If The Carrie Diaries lasts for many more seasons — and I really hope it does, because it's charming and adorable — one challenge it may face is explaining how all the friends of Carrie's youth didn't just fall away but were never even mentioned once she'd grown into adulthood/Sex & The City. Of course, the notion that Carrie would have been forced to end half a dozen friendships was harder to imagine before this season's introduction of Samantha Jones: given the way she's already clashing with Carrie's mentor, Larissa, it's not such a stretch to assume that Samantha might systematically drive away not just Larissa but all of Carrie's friends.
I'm kidding, kind of. But it is true that Samantha has almost nothing in common with Carrie's friends in Manhattan or Castlebury. Not only doesn't she come from money: her humble Florida beginnings place her outside the middle class all of Carrie's Connecticut friends (other than Sebastian) belong. She's on her own and technically an adult, but, unlike Bennet and Larissa, still not sure of her life's purpose, and drifting through a series of odd jobs, most of which she lands on the basis of her looks. But if Larissa is showing Carrie how to live the elegant/outrageous life of a well-connected New York artist, Samantha is teaching her something just as valuable with regard to New York living: the art of survival. It's a lesson Carrie will forget later in life when she's spending her rent money on shoes and failing to back up her hard drive, but still.
Despite the differences between her and the rest of Carrie's friends, Samantha has actually integrated pretty well with Carrie's friends...except Larissa.

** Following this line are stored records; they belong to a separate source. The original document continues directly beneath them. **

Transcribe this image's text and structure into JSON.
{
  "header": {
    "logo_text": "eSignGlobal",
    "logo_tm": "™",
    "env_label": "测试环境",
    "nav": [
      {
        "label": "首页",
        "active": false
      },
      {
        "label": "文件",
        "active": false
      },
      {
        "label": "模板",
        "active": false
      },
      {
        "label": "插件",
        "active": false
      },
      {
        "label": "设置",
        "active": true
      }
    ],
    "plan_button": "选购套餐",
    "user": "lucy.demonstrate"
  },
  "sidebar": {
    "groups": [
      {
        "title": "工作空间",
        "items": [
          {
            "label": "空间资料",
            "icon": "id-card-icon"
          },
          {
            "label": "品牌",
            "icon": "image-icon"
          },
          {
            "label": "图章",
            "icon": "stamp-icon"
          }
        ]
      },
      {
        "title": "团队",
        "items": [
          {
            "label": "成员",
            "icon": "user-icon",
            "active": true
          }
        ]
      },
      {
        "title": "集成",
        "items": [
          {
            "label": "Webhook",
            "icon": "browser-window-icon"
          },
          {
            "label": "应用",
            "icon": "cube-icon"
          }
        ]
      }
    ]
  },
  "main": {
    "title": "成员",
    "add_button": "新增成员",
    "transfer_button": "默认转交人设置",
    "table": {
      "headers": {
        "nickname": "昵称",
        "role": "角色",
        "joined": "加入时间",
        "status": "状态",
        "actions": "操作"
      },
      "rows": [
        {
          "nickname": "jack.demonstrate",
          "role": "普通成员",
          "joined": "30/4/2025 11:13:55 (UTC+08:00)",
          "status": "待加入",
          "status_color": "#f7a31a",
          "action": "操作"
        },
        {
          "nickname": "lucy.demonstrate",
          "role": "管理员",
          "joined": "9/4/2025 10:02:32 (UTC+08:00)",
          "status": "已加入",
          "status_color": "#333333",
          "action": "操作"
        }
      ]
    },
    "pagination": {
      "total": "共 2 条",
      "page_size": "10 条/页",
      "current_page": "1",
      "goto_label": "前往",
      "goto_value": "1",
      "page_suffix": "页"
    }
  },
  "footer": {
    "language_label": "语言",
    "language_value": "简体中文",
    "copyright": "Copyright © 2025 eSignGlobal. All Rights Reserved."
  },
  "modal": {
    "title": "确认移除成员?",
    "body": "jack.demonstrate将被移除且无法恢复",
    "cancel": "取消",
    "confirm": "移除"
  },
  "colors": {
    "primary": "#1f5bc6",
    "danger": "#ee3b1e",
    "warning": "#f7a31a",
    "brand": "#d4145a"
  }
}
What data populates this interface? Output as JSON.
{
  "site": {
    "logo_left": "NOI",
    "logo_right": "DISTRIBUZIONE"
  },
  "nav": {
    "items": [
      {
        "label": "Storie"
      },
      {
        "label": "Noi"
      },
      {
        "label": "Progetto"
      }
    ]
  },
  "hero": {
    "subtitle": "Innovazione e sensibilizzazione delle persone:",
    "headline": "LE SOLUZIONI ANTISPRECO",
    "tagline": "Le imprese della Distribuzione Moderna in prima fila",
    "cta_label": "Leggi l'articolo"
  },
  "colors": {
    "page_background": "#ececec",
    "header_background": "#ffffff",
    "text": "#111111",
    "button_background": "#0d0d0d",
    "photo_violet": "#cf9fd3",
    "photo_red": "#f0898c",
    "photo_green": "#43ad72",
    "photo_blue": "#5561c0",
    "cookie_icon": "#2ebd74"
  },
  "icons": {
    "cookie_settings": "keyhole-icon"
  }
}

Since the two met, they've been at each other's throats throughout almost every minute they spend together, with Samantha finding tiresome Larissa's pretentious and status-consciousness, while Larissa disdains Samantha as low-class and skanky.
But, as with all legendary antagonists in classical literature, the clashes between Samantha and Larissa arise not because of their differences but because of their similarities. In this case, what Larissa and Samantha have in common is that they both like sex: sexual attention, sex with lots of partners, a general sense of sexual adventure. An earlier episode this season found Larissa enlisting Samantha's participation in a ménage à trois for herself and her (now-)fiancé Harlan that, due to unforeseen circumstances, ended up as a twosome between Samantha and Larissa, so now we know another kind of sex they like is sex with each other. And while you might think this happy experience would have smoothed over their frenemy relationship, the latest episode finds them scrapping again — this time, when Samantha's Lady Godiva routine at gay bar Boy goes over too well for Larissa's liking, and Larissa gets violently jealous; fortunately, their beef is squashed when Larissa mooches her way into Samantha's gig/onto her horse.
The other thing Larissa and Samantha have in common is, of course, Carrie. And though I don't think the show has ever really spelled it all the way out, their shared misconception about their friendships with her — namely, that friendship is a zero-sum game and that Carrie can't love them both — may stem from the fact that neither Samantha nor Larissa has had that many female friends before, having focused most of their attention on...getting attention from dudes. So I hope that friendship with Carrie will teach both Larissa and Samantha that they don't need to scratch each other's eyes out. And if it doesn't, then I hope they'll remember that the proven way to solve their problems with one another is to take all their clothes off and see what happens next.